We are not cocky, not are we afraid. That is our experience.
~ pg. 85, Big Book
We cannot afford to be cocky. Most new folks in AA are a bit put off by our humor. We do seem to be silly and frivolous at first look. However, our humor is measured. We are not a glum lot, but we take this dis-ease quite seriously. We know that no matter how long we have been sober, we are just one drink away from exactly where we left off when we put the plug in the jug. Alcoholism is cunning, baffling and powerful. I add: and very patient! While we are busy going to meetings, giving service, and working with others; the dis-ease is out in the hallway doing one armed push ups. It is just waiting for that one weak moment, that first wrong thought to catch us at our most vulnerable state. We are dead serious about that fact!
Step #10 offers us a way to keep the small stuff from becoming the big stuff that will trip us up, and make us feel overwhelmed. It keeps our side of the street clean, and when practiced with steps #11 and #12, it is a sure fire way to keep our spiritual fitness honed and ready for tough times. What a gift we have in AA. All we have to do is work it each day in every affair, stay sober, and stay alive. That is not too much to ask of us, is it? The rewards we will reap will certainly outweigh any work required. I like to do Steps 10-12 daily. I will walk you through that in the days to come. Meantime, read pages 84-88 in the Big Book daily until the fear abates. You can do this thing. Be well, my friend.

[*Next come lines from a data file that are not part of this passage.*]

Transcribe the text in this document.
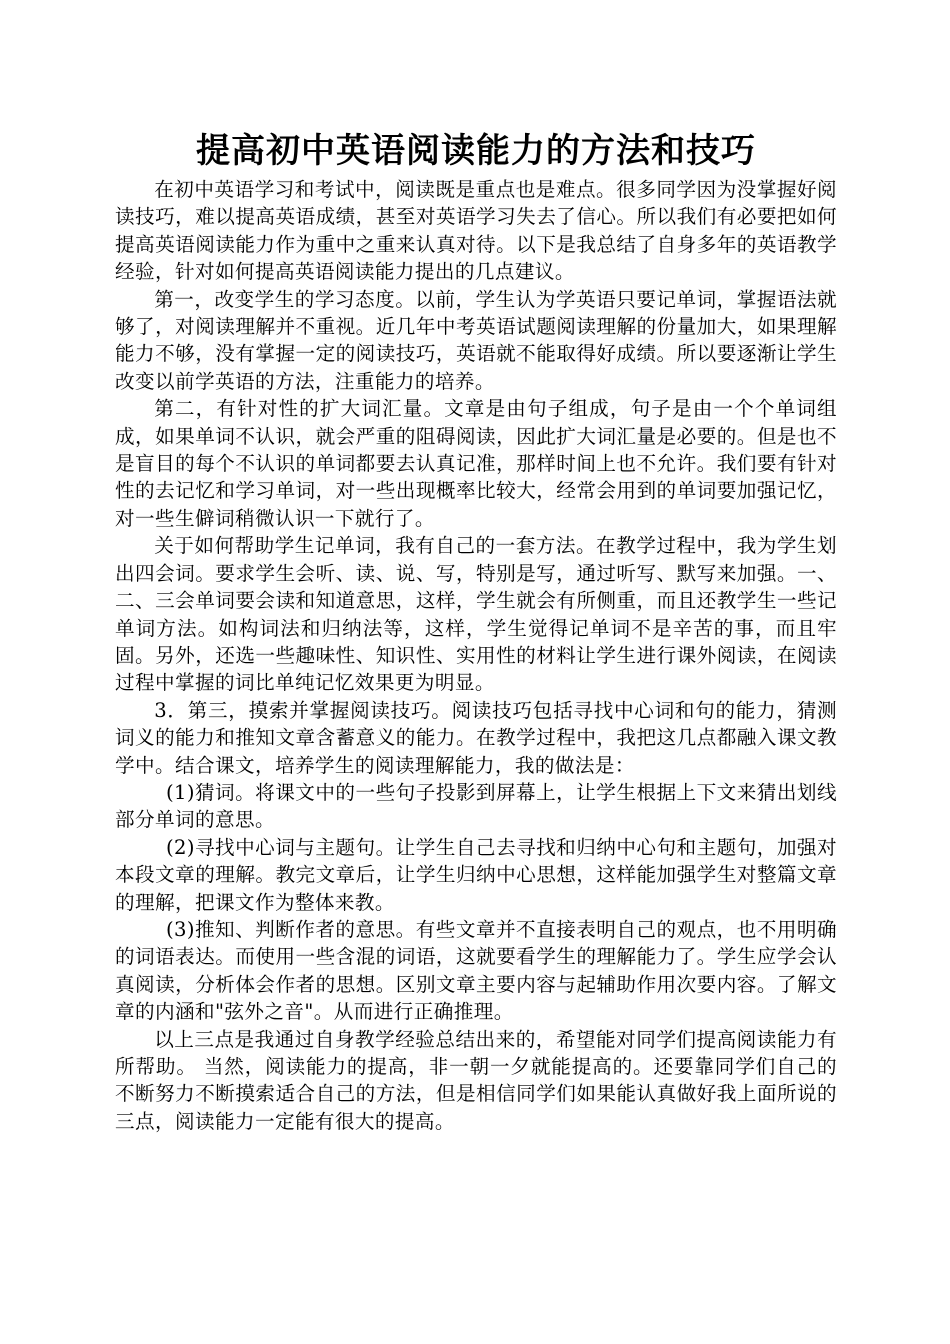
提高初中英语阅读能力的方法和技巧

在初中英语学习和考试中，阅读既是重点也是难点。很多同学因为没掌握好阅读技巧，难以提高英语成绩，甚至对英语学习失去了信心。所以我们有必要把如何提高英语阅读能力作为重中之重来认真对待。以下是我总结了自身多年的英语教学经验，针对如何提高英语阅读能力提出的几点建议。

第一，改变学生的学习态度。以前，学生认为学英语只要记单词，掌握语法就够了，对阅读理解并不重视。近几年中考英语试题阅读理解的份量加大，如果理解能力不够，没有掌握一定的阅读技巧，英语就不能取得好成绩。所以要逐渐让学生改变以前学英语的方法，注重能力的培养。

第二，有针对性的扩大词汇量。文章是由句子组成，句子是由一个个单词组成，如果单词不认识，就会严重的阻碍阅读，因此扩大词汇量是必要的。但是也不是盲目的每个不认识的单词都要去认真记准，那样时间上也不允许。我们要有针对性的去记忆和学习单词，对一些出现概率比较大，经常会用到的单词要加强记忆，对一些生僻词稍微认识一下就行了。

关于如何帮助学生记单词，我有自己的一套方法。在教学过程中，我为学生划出四会词。要求学生会听、读、说、写，特别是写，通过听写、默写来加强。一、二、三会单词要会读和知道意思，这样，学生就会有所侧重，而且还教学生一些记单词方法。如构词法和归纳法等，这样，学生觉得记单词不是辛苦的事，而且牢固。另外，还选一些趣味性、知识性、实用性的材料让学生进行课外阅读，在阅读过程中掌握的词比单纯记忆效果更为明显。

3．第三，摸索并掌握阅读技巧。阅读技巧包括寻找中心词和句的能力，猜测词义的能力和推知文章含蓄意义的能力。在教学过程中，我把这几点都融入课文教学中。结合课文，培养学生的阅读理解能力，我的做法是：

(1)猜词。将课文中的一些句子投影到屏幕上，让学生根据上下文来猜出划线部分单词的意思。

(2)寻找中心词与主题句。让学生自己去寻找和归纳中心句和主题句，加强对本段文章的理解。教完文章后，让学生归纳中心思想，这样能加强学生对整篇文章的理解，把课文作为整体来教。

(3)推知、判断作者的意思。有些文章并不直接表明自己的观点，也不用明确的词语表达。而使用一些含混的词语，这就要看学生的理解能力了。学生应学会认真阅读，分析体会作者的思想。区别文章主要内容与起辅助作用次要内容。了解文章的内涵和"弦外之音"。从而进行正确推理。

以上三点是我通过自身教学经验总结出来的，希望能对同学们提高阅读能力有所帮助。 当然，阅读能力的提高，非一朝一夕就能提高的。还要靠同学们自己的不断努力不断摸索适合自己的方法，但是相信同学们如果能认真做好我上面所说的三点，阅读能力一定能有很大的提高。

We will see that our new attitude toward liquor has been given to us without any thought or effort on our part. ~ pg. 85, Big Book
Our new attitude will become one of neutrality toward liquor and drinking. The booze will no longer shout our name, yell at us in the stores, or jump in our grocery carts. It will stop telling us stupid things like: “I will be nice thins time”, “you need me”, etc. It won’t be necessary to brace ourselves before parties, dates, or job interviews anymore. In fact, we will be able to reason that to do so, would mean to sabotage ourselves worse. I do believe this. When I first got sober, I chewed through a lot of straws and ice. I had a lot of “nerves”. It seemed that alcohol was everywhere, that everyone else was using, and that alcohol knew me so well, that it knew my mom’s maiden name! We, after all had this intimate relationship!
It took a long while to relax and become more neutral toward alcohol, but eventually that became the norm. I would say what most old timers would say: don’t go into bars, don’t buy it, don’t bring it home, and don’t serve it to others. If you want a life of sobriety, you need to change your playmates, your playgrounds, and your playthings. If you change the game; the game changes. You may balk at this, but the wisdom of those of us who have gone before you; might best be heeded. I have found it useful to create a few life long hobbies, get involved in social issues, and find others to work with. This has changed the game for me. Step #10 offers this chance at a whole new attitude. Embrace the change.